Die Wurzeln des Weinbaus im Burgenland

Schon die Kelten wussten, was gut war. So fand man Traubenkerne als Grabbeigabe in einem keltischen Hügelgrab der Halstattkultur von der Nachbargemeinde Zagersdorf. Aus dem 8. Jahrhundert vor Christus! Der Fund ist damit der älteste Nachweis des Weinbaus in Mitteleuropa.

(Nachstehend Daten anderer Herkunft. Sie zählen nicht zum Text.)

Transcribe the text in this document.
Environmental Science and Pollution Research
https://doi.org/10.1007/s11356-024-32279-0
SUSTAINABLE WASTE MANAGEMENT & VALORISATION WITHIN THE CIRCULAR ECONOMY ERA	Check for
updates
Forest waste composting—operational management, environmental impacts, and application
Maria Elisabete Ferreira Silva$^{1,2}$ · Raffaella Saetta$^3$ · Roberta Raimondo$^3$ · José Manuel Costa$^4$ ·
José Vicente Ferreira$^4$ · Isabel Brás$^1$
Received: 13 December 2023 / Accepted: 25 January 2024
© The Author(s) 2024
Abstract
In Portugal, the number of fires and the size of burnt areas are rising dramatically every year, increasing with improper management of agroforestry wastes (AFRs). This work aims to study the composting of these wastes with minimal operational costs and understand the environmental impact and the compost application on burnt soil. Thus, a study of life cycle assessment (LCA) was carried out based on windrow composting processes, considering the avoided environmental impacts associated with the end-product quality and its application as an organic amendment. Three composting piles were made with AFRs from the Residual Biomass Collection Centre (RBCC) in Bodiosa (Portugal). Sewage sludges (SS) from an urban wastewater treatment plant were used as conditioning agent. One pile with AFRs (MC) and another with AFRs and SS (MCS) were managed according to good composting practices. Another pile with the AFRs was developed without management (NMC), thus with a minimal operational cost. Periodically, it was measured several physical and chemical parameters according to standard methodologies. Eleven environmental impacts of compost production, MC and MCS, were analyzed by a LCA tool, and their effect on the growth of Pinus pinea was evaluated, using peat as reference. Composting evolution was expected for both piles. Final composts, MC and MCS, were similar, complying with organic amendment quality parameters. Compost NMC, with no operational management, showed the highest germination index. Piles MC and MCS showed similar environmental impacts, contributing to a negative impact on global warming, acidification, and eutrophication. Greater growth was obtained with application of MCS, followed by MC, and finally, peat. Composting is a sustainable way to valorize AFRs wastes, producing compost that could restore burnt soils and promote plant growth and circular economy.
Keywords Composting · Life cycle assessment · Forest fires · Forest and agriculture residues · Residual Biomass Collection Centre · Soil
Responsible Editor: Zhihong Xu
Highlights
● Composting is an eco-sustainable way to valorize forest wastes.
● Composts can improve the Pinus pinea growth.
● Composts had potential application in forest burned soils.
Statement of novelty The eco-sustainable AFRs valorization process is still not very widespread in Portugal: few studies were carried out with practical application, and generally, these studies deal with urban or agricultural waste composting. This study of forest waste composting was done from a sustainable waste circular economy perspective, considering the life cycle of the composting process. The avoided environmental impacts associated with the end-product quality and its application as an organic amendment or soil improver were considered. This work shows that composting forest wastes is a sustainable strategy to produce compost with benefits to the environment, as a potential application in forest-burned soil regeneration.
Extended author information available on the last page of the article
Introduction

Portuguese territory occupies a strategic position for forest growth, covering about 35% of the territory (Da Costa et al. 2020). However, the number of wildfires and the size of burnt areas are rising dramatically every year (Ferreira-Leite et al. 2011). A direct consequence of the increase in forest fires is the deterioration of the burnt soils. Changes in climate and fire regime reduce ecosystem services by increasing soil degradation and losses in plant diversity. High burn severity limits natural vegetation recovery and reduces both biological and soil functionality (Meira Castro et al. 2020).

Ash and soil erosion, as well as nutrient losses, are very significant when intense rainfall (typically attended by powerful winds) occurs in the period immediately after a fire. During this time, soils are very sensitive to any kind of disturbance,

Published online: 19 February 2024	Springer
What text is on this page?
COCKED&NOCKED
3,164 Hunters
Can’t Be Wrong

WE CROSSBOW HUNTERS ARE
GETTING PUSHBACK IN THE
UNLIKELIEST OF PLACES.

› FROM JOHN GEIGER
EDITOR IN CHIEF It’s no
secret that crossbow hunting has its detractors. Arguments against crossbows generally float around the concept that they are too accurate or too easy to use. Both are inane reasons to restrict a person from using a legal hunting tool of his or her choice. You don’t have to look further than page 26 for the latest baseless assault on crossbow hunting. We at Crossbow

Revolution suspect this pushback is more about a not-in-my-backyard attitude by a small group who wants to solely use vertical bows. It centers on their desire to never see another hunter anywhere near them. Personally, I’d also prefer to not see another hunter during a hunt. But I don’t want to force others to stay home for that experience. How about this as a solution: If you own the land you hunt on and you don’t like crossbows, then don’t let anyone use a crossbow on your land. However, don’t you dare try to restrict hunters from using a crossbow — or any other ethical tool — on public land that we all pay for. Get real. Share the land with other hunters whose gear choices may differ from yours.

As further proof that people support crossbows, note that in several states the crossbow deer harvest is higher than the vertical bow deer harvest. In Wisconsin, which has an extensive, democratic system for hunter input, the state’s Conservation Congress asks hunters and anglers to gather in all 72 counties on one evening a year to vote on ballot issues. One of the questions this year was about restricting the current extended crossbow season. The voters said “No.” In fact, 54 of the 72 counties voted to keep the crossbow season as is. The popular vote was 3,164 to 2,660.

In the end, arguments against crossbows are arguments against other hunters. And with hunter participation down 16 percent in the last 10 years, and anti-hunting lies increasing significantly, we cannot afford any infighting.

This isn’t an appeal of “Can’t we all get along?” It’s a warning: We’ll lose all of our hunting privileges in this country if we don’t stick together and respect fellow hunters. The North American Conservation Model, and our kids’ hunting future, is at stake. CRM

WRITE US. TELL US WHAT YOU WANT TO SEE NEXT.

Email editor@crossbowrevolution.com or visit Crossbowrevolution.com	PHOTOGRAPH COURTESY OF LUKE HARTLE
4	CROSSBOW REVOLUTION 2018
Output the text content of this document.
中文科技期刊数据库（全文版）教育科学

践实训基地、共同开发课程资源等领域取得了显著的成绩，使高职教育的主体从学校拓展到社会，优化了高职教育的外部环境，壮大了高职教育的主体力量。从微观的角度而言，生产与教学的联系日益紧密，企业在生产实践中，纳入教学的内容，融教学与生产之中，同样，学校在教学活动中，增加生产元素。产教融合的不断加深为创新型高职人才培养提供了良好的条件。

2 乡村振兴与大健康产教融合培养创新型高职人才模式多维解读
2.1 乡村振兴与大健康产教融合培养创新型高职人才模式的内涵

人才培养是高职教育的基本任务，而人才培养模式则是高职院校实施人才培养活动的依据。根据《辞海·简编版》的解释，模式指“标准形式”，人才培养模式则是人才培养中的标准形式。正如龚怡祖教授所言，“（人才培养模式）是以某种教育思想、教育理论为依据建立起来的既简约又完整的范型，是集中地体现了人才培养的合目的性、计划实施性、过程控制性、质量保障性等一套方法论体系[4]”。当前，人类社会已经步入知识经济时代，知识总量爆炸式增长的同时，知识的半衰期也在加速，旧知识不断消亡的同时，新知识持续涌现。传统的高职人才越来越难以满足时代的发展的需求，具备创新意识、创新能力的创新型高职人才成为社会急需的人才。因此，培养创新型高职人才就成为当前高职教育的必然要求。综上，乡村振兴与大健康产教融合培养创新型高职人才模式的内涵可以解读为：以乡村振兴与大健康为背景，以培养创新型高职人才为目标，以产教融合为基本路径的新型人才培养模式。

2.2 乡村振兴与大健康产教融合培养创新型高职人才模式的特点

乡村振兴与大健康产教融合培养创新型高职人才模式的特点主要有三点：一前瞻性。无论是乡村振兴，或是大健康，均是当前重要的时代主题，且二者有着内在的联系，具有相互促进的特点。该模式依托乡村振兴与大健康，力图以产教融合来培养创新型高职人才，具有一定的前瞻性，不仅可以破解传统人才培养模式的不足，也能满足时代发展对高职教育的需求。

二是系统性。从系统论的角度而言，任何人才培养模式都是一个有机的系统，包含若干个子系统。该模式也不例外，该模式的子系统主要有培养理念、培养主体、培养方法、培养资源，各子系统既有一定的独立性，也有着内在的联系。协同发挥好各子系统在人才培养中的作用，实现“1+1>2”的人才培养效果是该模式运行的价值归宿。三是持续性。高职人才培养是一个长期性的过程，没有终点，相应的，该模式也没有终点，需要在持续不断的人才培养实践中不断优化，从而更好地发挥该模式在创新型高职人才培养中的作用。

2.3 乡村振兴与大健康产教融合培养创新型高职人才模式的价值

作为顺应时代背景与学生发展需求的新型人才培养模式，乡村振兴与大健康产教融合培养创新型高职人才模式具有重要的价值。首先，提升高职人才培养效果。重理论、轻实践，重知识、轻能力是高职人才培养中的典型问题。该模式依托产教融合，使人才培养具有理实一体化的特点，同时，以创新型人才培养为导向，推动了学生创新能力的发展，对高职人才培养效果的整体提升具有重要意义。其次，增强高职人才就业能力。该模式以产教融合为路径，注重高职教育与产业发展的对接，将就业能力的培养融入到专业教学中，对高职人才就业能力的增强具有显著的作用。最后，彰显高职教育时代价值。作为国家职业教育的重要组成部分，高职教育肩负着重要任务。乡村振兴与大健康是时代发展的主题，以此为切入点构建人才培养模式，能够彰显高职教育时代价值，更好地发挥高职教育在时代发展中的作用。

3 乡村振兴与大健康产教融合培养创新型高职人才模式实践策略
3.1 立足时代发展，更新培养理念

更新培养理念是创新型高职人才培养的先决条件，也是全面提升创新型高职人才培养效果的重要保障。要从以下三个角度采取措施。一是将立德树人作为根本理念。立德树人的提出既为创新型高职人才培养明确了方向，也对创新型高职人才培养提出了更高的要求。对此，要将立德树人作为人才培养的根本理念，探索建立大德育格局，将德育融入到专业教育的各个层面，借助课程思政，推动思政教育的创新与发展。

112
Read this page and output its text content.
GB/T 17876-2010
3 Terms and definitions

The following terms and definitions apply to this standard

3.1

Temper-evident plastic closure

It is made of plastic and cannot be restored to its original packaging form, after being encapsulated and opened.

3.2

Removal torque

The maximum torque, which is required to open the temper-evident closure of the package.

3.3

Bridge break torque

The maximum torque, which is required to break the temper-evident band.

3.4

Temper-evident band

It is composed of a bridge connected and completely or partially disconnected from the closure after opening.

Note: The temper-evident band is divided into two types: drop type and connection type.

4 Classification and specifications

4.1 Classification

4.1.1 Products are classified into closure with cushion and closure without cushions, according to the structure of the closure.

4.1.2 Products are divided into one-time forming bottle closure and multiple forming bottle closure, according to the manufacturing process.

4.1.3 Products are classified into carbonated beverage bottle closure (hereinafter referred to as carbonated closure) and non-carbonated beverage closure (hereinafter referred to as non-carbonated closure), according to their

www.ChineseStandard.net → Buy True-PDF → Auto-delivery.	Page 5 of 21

Die Römer haben den Weinbau dann in geordnete Bahnen gelenkt. Kaiser Probus (276 - 282) gilt als der Vater des Weinbaus in Österreich. Nach dem Zerfall des Römischen Reiches ging es auch mit dem Wein bergab. Erst Karl der Große (768 - 814) forcierte den Anbau dieser bis heute so wichtigen Kulturpflanze wieder, er ließ einen Weinbaukataster und Musterweingärten anlegen.

Nach der Christianisierung der Magyaren kam das Burgenland zum ungarischen Königreich, und als Teil Ungarns nahm es auch im Weinbau eine eigenständige Entwicklung.

Ab dem 15. Jahrhundert wurde Wein in die "Oberländer" Böhmen, Mähren und Schlesien verkauft. Die österreichischen Grenzstädte sowie Klöster führten ihre "ungarischen" Eigenbauweine aus dem heutigen burgenländischen Raum zollfrei in die Steiermark und nach Oberösterreich ein.

1526 wurde der Ausbruchwein erstmals urkundlich erwähnt, ein erlesener Süßwein, der auch geschichtlich eine große Rolle im Burgenland spielte. Am 26. Oktober 1648 erkaufte Eisenstadt sich das Freistadtrecht von Kaiser Ferdinand III., bezahlt wurde mit 16.000 Gulden und 3.000 Eimern (162.000 Liter) Wein.

Auch das Burgenland wurde nicht von der Reblaus verschont, die Ende des 19. Jahrhunderts verheerende Schäden anrichtete. So musste der Weinbau im 20. Jahrhundert auf völlig neue Beine gestellt werden. Für das Weinbaugebiet Burgenland haben sich vor allem der Weißburgunder sowie der Blaufränkisch bei den Rotweinen als sehr geeignet erwiesen. Heute gehören sie zu den typischen Rebsorten des Burgenlandes.